Приблизившись к пароходу, флотилия длинноносых гребных лодок, похожая на морских верблюдов, выгрузила своих пассажиров. Турки вскарабкались вверх по трапу. Знакомый страх сковал меня.
Вдруг я очутился лицом к лицу с начальником пассажирской службы.
— Tichetta[39], — сказал он, намереваясь закомпостировать мой билет.
Я покачал головой.
— Passaporte[40], — потребовал он.
Я снова покачал головой. Сжав зубы, он схватил меня за плечи и сердито толкнул к трапу. Дав знак турку-лодочнику, чтобы тот забрал меня на берег, он пытался оторвать мои руки от поручней, за которые я изо всех сил уцепился.
Вокруг нас, наблюдая за схваткой, собрались пассажиры. Дважды я чуть не угодил за борт. Глубоко внизу, в чёрной бездне моря, ударяясь о высокие железные бока парохода, меня ждала турецкая лодка, а Трапезунд в ночи с мерцающими огнями проливал по мне слёзы. Я увидел в море множество вперившихся в меня мёртвых глаз, с нетерпением ожидающих, что я присоединюсь к ним, войду в подводное царство мёртвых, чьи тщетные крики и мольбы о пощаде никто не услышал, когда их топили во время резни.

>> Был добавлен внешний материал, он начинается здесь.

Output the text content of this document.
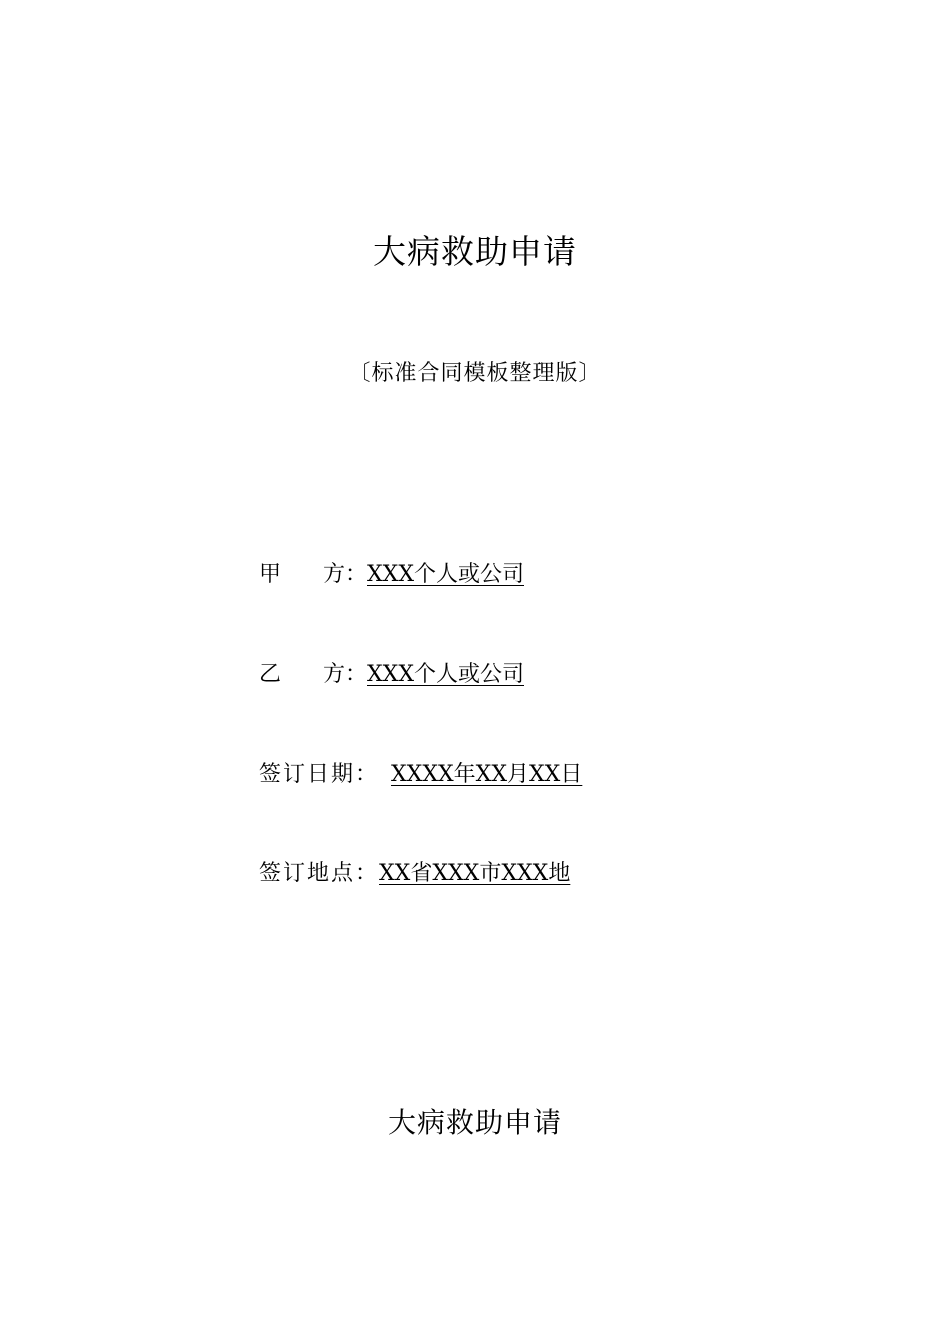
大病救助申请
〔标准合同模板整理版〕
甲 方： XXX个人或公司
乙 方： XXX个人或公司
签订日期： XXXX年XX月XX日
签订地点：XX省XXX市XXX地
大病救助申请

Начальнику уже удалось столкнуть меня на две ступеньки вниз по трапу, когда для выяснения происходящего явился капитан «Рима», и я тотчас же обратился к нему, как один культурный человек к другому, на смеси итальянского с французским:
— Monsieur le capitaine, je suis un étudiant Arménien[41]. Я хочу уехать в Америку изучать науку о земледелии. Моих родителей и родственников турки убили здесь, в Трапезунде. Мне удалось спастись. Этот лодочник не довезёт меня до берега, а утопит в море. А если и довезёт, они меня расстреляют. Мы, армяне, являемся распространителями la lingua e la cultura Italiana[42].
Он слушал меня с трубкой во рту. Турки и персы почтительно расступились. Даже начальник пассажирской службы ослабил хватку.

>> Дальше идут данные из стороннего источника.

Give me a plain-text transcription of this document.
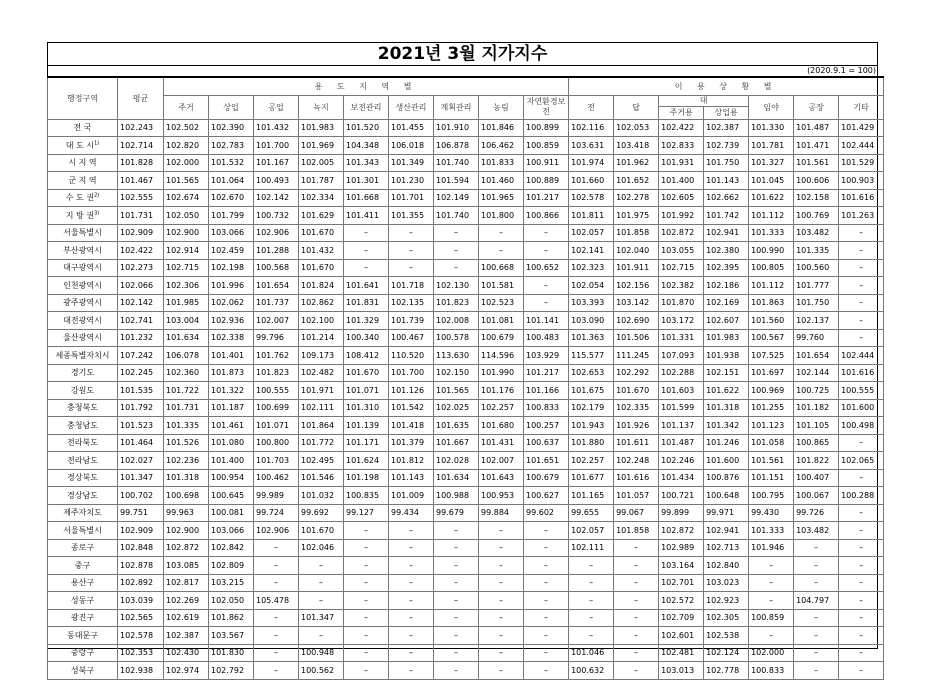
2021년 3월 지가지수
(2020.9.1 = 100)
행정구역	평균	용 도 지 역 별									이 용 상 황 별						
		주거	상업	공업	녹지	보전관리	생산관리	계획관리	농림	자연환경보전	전	답	대		임야	공장	기타
													주거용	상업용			
전 국	102.243	102.502	102.390	101.432	101.983	101.520	101.455	101.910	101.846	100.899	102.116	102.053	102.422	102.387	101.330	101.487	101.429
대 도 시$^{1)}$	102.714	102.820	102.783	101.700	101.969	104.348	106.018	106.878	106.462	100.859	103.631	103.418	102.833	102.739	101.781	101.471	102.444
시 지 역	101.828	102.000	101.532	101.167	102.005	101.343	101.349	101.740	101.833	100.911	101.974	101.962	101.931	101.750	101.327	101.561	101.529
군 지 역	101.467	101.565	101.064	100.493	101.787	101.301	101.230	101.594	101.460	100.889	101.660	101.652	101.400	101.143	101.045	100.606	100.903
수 도 권$^{2)}$	102.555	102.674	102.670	102.142	102.334	101.668	101.701	102.149	101.965	101.217	102.578	102.278	102.605	102.662	101.622	102.158	101.616
지 방 권$^{3)}$	101.731	102.050	101.799	100.732	101.629	101.411	101.355	101.740	101.800	100.866	101.811	101.975	101.992	101.742	101.112	100.769	101.263
서울특별시	102.909	102.900	103.066	102.906	101.670	–	–	–	–	–	102.057	101.858	102.872	102.941	101.333	103.482	–
부산광역시	102.422	102.914	102.459	101.288	101.432	–	–	–	–	–	102.141	102.040	103.055	102.380	100.990	101.335	–
대구광역시	102.273	102.715	102.198	100.568	101.670	–	–	–	100.668	100.652	102.323	101.911	102.715	102.395	100.805	100.560	–
인천광역시	102.066	102.306	101.996	101.654	101.824	101.641	101.718	102.130	101.581	–	102.054	102.156	102.382	102.186	101.112	101.777	–
광주광역시	102.142	101.985	102.062	101.737	102.862	101.831	102.135	101.823	102.523	–	103.393	103.142	101.870	102.169	101.863	101.750	–
대전광역시	102.741	103.004	102.936	102.007	102.100	101.329	101.739	102.008	101.081	101.141	103.090	102.690	103.172	102.607	101.560	102.137	–
울산광역시	101.232	101.634	102.338	99.796	101.214	100.340	100.467	100.578	100.679	100.483	101.363	101.506	101.331	101.983	100.567	99.760	–
세종특별자치시	107.242	106.078	101.401	101.762	109.173	108.412	110.520	113.630	114.596	103.929	115.577	111.245	107.093	101.938	107.525	101.654	102.444
경기도	102.245	102.360	101.873	101.823	102.482	101.670	101.700	102.150	101.990	101.217	102.653	102.292	102.288	102.151	101.697	102.144	101.616
강원도	101.535	101.722	101.322	100.555	101.971	101.071	101.126	101.565	101.176	101.166	101.675	101.670	101.603	101.622	100.969	100.725	100.555
충청북도	101.792	101.731	101.187	100.699	102.111	101.310	101.542	102.025	102.257	100.833	102.179	102.335	101.599	101.318	101.255	101.182	101.600
충청남도	101.523	101.335	101.461	101.071	101.864	101.139	101.418	101.635	101.680	100.257	101.943	101.926	101.137	101.342	101.123	101.105	100.498
전라북도	101.464	101.526	101.080	100.800	101.772	101.171	101.379	101.667	101.431	100.637	101.880	101.611	101.487	101.246	101.058	100.865	–
전라남도	102.027	102.236	101.400	101.703	102.495	101.624	101.812	102.028	102.007	101.651	102.257	102.248	102.246	101.600	101.561	101.822	102.065
경상북도	101.347	101.318	100.954	100.462	101.546	101.198	101.143	101.634	101.643	100.679	101.677	101.616	101.434	100.876	101.151	100.407	–
경상남도	100.702	100.698	100.645	99.989	101.032	100.835	101.009	100.988	100.953	100.627	101.165	101.057	100.721	100.648	100.795	100.067	100.288
제주자치도	99.751	99.963	100.081	99.724	99.692	99.127	99.434	99.679	99.884	99.602	99.655	99.067	99.899	99.971	99.430	99.726	–
서울특별시	102.909	102.900	103.066	102.906	101.670	–	–	–	–	–	102.057	101.858	102.872	102.941	101.333	103.482	–
종로구	102.848	102.872	102.842	–	102.046	–	–	–	–	–	102.111	–	102.989	102.713	101.946	–	–
중구	102.878	103.085	102.809	–	–	–	–	–	–	–	–	–	103.164	102.840	–	–	–
용산구	102.892	102.817	103.215	–	–	–	–	–	–	–	–	–	102.701	103.023	–	–	–
성동구	103.039	102.269	102.050	105.478	–	–	–	–	–	–	–	–	102.572	102.923	–	104.797	–
광진구	102.565	102.619	101.862	–	101.347	–	–	–	–	–	–	–	102.709	102.305	100.859	–	–
동대문구	102.578	102.387	103.567	–	–	–	–	–	–	–	–	–	102.601	102.538	–	–	–
중랑구	102.353	102.430	101.830	–	100.948	–	–	–	–	–	101.046	–	102.481	102.124	102.000	–	–
성북구	102.938	102.974	102.792	–	100.562	–	–	–	–	–	100.632	–	103.013	102.778	100.833	–	–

— Пусть остаётся, — сказал капитан.
Теперь я мог свободно передвигаться по пароходу. На палубе было холодно. Какой-то турок-пассажир предложил мне свою койку, но я вежливо отказался. Волнение улеглось, и пассажиры вернулись в свои каюты. Многие вынесли постели на палубу и спали там. Я стоял один на носу корабля, подняв воротник пиджака, засунув руки в карманы, и вглядывался в море, в то время как «Рим» прорезал его гладь.